A agência da ONU revela que, de 2015 para 2016, a dívida bruta dos Estados da região aumentou 1,7% do PIB. A Argentina é o segundo país com o maior débito — 57,9% do PIB nacional —, seguido por Honduras (46,6%) e Uruguai (46,3%). Já o Paraguai tem a menor taxa de endividamento (19,6%), ao lado do Peru (20,85) e do Chile (21,1%).

Quando avaliado a dívida líquida dos governos centrais, a taxa calculada para a União no Brasil é de 45,2% do PIB nacional — valor correspondente a 65% da dívida bruta do país.

Para o último biênio, a CEPAL registrou uma queda de 0,2% — proporção também referente ao PIB — na arrecadação tributária do Brasil.

O organismo ressalta que, apesar da redução, houve uma alta de 0,4% na arrecadação do imposto de renda, associada à repatriação via tributação de parte dos ativos mantidos por brasileiros no exterior e não declarados. Com uma nova legislação para o tema, o Brasil arrecadou 50 bilhões de reais e outros 16 bilhões em multas. No geral, porém, a taxação de outros impostos teve decréscimo de 0,6%.

A CEPAL alerta ainda para reduções na arrecadação fiscal associada à exploração de recursos naturais não renováveis. Segundo a agência da ONU, a evolução dos preços das matérias-primas no mercado internacional em 2016 não favoreceu países que, como o Brasil, dependem das receitas provenientes da produção e venda dessas commodities.

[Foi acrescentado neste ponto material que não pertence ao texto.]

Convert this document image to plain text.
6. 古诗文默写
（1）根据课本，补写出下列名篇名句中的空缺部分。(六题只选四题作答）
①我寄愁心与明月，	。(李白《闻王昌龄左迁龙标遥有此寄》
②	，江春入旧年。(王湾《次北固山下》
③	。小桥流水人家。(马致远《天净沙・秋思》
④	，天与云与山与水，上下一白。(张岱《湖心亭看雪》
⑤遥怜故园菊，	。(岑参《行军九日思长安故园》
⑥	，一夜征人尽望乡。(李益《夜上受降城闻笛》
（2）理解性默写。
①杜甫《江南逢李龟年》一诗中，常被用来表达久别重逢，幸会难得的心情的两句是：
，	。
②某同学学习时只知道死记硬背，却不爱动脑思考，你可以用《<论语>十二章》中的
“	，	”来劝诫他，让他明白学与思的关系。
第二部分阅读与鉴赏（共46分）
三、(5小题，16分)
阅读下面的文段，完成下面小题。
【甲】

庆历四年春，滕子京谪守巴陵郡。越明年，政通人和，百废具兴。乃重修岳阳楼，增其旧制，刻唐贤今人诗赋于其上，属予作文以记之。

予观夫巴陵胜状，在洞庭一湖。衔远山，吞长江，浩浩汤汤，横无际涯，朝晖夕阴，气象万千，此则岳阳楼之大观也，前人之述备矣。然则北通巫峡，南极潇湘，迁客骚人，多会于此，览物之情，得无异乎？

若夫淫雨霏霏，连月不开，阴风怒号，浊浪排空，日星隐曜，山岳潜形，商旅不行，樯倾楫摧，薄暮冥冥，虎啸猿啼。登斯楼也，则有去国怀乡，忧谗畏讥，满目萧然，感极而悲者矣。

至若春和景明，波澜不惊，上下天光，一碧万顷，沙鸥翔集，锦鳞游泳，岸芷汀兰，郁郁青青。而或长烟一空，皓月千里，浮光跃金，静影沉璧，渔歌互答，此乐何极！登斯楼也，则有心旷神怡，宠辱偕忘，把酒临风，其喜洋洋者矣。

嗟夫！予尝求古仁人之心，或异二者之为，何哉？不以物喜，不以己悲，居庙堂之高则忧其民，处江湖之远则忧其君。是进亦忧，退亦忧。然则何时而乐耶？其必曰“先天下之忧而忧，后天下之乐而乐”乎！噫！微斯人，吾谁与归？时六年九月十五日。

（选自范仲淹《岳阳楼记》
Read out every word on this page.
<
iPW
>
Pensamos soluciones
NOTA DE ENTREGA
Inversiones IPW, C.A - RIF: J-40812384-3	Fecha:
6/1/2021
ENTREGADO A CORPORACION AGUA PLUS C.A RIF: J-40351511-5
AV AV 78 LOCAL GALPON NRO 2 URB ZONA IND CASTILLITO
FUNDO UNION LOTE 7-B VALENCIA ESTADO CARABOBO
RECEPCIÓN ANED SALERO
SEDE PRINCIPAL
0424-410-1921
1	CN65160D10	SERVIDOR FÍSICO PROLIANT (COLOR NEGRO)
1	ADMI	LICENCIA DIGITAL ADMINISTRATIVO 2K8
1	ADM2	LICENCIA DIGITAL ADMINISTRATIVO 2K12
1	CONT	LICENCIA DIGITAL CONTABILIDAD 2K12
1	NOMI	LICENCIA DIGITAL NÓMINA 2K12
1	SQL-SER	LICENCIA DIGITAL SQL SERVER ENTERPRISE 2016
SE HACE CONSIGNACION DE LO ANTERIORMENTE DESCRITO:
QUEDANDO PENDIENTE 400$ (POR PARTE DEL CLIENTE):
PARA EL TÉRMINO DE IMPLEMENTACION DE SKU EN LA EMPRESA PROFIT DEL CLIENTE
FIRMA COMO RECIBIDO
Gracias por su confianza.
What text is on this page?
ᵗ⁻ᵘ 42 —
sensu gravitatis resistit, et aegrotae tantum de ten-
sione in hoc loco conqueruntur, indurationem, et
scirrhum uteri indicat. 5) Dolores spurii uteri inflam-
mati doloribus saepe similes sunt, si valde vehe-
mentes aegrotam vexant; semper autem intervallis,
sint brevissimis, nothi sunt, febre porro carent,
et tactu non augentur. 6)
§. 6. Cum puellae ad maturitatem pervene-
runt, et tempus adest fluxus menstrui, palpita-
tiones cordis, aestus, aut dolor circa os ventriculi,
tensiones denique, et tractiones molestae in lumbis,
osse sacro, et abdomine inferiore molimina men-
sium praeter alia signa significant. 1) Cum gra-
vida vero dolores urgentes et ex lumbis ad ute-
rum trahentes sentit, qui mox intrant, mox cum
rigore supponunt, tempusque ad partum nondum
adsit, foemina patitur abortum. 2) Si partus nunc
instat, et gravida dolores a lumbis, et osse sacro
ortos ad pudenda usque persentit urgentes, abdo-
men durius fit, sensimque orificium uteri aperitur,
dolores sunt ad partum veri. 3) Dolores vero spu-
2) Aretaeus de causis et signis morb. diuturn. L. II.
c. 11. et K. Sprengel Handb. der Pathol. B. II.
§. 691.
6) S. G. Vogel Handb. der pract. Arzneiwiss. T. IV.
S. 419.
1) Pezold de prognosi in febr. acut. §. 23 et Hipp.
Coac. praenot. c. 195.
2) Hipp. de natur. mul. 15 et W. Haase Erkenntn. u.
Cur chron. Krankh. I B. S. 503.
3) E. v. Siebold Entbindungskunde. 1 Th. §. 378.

Estimativas do Fundo Monetário Internacional (FMI) indicam que os valores do petróleo bruto caíram 15% no ano passado, após um período também negativo — em 2015, a queda foi de 47%. Como resultado, a CEPAL cita as perdas relatadas pela Petrobras no Brasil e quedas no imposto arrecadado com as operações produtivas da cadeia do petróleo.

Como reflexo do contexto global, as receitas regionais vinculadas à produção e comercialização de hidrocarbonetos caíram de 4,4% em relação ao PIB em 2015 para 2,6% em 2016 — o nível mais baixo desde 2000.

Os dados foram divulgados no Panorama Fiscal de América Latina e Caribe 2017, apresentado nesta semana no Chile. Acesse o documento na íntegra clicando aqui.

Mais ricos contribuem pouco na América Latina

Na mesma análise, a CEPAL também fez um levantamento sobre as contribuições segundo a renda e concluiu que a tributação dos mais ricos na América Latina é baixa — 4,8% em média entre os 10% mais ricos no ano de 2014. Na União Europeia, o índice chega a 21,3%. O índice no Brasil foi estimado pela CEPAL em 7,6%, a partir da comparação com a renda bruta e os impostos diretos.

De acordo com a agência da ONU, um dos desafios da região é a inserção da classe média em sistemas de tributação. Os 10% mais ricos no Brasil respondem por cerca de 90% da arrecadação via imposto de renda sobre pessoas físicas. Na União Europeia, a taxa é de 39,2%.

Gasto público teve queda

De 2015 para 2016, a CEPAL identificou uma queda média de 0,1% do PIB regional no gasto de capitais dos governos centrais de seus Estados-membros. No Brasil, o decréscimo foi maior (-0,5%). A taxa brasileira ficou acima de países como Peru (-0,7%), Equador (-1,1%) e Colômbia (-1,1%), mas bem abaixo do México, com saldo positivo e crescimento de mais de 1% nos investimentos públicos.